The service was discontinued on November 3, 2023 when TAP Go merged its content into BlastTV.

===Blast TV===

Blast TV is a over-the-top (OTT) service in partnership with Converge ICT Solutions Inc. which provided shows and channels with content from NBCUniversal, Paramount Pictures, Sony Pictures, MGM Television, Lionsgate, and CJ ENM. The service offers TV channels of different genres as well as online Video On Demand and catch up content.

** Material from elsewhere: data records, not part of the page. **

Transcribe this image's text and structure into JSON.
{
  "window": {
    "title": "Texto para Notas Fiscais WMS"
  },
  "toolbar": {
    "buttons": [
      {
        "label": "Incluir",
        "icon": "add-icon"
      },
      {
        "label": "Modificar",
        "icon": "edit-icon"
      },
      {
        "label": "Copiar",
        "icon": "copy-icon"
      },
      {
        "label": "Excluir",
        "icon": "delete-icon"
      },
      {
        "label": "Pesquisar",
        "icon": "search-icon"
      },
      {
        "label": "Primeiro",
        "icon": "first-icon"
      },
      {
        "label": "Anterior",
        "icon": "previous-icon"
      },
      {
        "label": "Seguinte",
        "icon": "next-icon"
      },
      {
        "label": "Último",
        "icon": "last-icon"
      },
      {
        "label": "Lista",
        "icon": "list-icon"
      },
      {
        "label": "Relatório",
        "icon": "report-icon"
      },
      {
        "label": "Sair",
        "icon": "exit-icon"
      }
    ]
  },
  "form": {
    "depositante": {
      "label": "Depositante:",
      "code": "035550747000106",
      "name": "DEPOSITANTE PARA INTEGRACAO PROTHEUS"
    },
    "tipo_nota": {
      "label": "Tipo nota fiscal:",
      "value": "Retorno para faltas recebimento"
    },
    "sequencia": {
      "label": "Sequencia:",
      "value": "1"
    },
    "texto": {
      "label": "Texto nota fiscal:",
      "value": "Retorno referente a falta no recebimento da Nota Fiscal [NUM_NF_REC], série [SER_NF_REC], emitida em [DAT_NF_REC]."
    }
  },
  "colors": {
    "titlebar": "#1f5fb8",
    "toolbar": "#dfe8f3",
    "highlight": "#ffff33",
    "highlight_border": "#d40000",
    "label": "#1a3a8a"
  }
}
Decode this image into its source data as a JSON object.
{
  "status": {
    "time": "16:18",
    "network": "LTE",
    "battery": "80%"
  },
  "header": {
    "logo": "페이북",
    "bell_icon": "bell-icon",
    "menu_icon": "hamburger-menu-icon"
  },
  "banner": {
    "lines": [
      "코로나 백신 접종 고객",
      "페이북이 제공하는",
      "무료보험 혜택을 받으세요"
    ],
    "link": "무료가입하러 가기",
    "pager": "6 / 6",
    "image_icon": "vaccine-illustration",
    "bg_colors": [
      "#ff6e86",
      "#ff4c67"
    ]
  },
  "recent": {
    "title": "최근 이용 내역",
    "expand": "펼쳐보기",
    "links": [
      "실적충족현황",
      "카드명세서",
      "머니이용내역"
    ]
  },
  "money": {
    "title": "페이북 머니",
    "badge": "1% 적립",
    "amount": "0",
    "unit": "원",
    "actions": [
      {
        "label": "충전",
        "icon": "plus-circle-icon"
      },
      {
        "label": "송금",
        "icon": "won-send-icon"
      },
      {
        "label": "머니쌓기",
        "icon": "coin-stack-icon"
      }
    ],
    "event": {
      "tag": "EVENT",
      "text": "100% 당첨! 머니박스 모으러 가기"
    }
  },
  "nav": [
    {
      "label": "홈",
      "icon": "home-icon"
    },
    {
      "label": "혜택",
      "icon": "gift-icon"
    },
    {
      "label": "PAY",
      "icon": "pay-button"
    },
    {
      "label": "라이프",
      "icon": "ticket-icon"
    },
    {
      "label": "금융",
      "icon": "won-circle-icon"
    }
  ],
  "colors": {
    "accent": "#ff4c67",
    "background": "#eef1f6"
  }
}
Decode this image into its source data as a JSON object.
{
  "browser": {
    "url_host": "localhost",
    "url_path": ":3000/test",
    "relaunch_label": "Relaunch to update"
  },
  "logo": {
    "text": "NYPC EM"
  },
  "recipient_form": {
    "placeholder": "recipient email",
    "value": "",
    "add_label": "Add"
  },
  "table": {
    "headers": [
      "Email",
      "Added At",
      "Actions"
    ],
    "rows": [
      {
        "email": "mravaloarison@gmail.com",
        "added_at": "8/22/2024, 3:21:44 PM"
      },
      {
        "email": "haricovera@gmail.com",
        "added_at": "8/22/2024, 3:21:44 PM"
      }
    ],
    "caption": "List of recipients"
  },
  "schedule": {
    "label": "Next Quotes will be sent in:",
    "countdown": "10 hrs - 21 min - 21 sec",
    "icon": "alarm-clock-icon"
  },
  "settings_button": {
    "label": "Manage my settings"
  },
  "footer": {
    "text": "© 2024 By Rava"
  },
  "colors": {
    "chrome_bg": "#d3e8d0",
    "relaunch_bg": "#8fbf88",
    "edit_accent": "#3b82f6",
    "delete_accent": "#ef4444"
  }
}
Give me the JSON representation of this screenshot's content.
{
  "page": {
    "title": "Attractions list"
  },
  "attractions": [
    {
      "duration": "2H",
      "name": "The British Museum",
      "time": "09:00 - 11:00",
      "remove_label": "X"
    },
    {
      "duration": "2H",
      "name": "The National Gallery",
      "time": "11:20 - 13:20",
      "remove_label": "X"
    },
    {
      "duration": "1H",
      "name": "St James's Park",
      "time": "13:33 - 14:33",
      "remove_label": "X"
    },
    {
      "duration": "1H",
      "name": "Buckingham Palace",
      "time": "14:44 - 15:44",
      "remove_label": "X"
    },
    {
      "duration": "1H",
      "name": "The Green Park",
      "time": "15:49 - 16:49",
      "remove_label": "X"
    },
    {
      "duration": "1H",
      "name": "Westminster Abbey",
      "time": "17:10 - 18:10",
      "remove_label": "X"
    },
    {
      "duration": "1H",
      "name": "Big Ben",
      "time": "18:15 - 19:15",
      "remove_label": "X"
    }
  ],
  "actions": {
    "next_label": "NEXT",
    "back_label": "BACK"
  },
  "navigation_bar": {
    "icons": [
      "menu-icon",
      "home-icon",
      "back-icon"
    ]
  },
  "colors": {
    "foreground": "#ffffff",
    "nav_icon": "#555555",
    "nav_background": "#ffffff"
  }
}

The service is also the exclusive home of Studio Universal in the Philippines, which operates both as a linear channel and a VOD content library from NBCUniversal.

The service is available for subscription and is included at no extra cost for Converge FiberX subscribers (including Surf2Sawa and Bida Fiber plans) as well as for Globe At Home broadband subscribers (both Prepaid and Postpaid).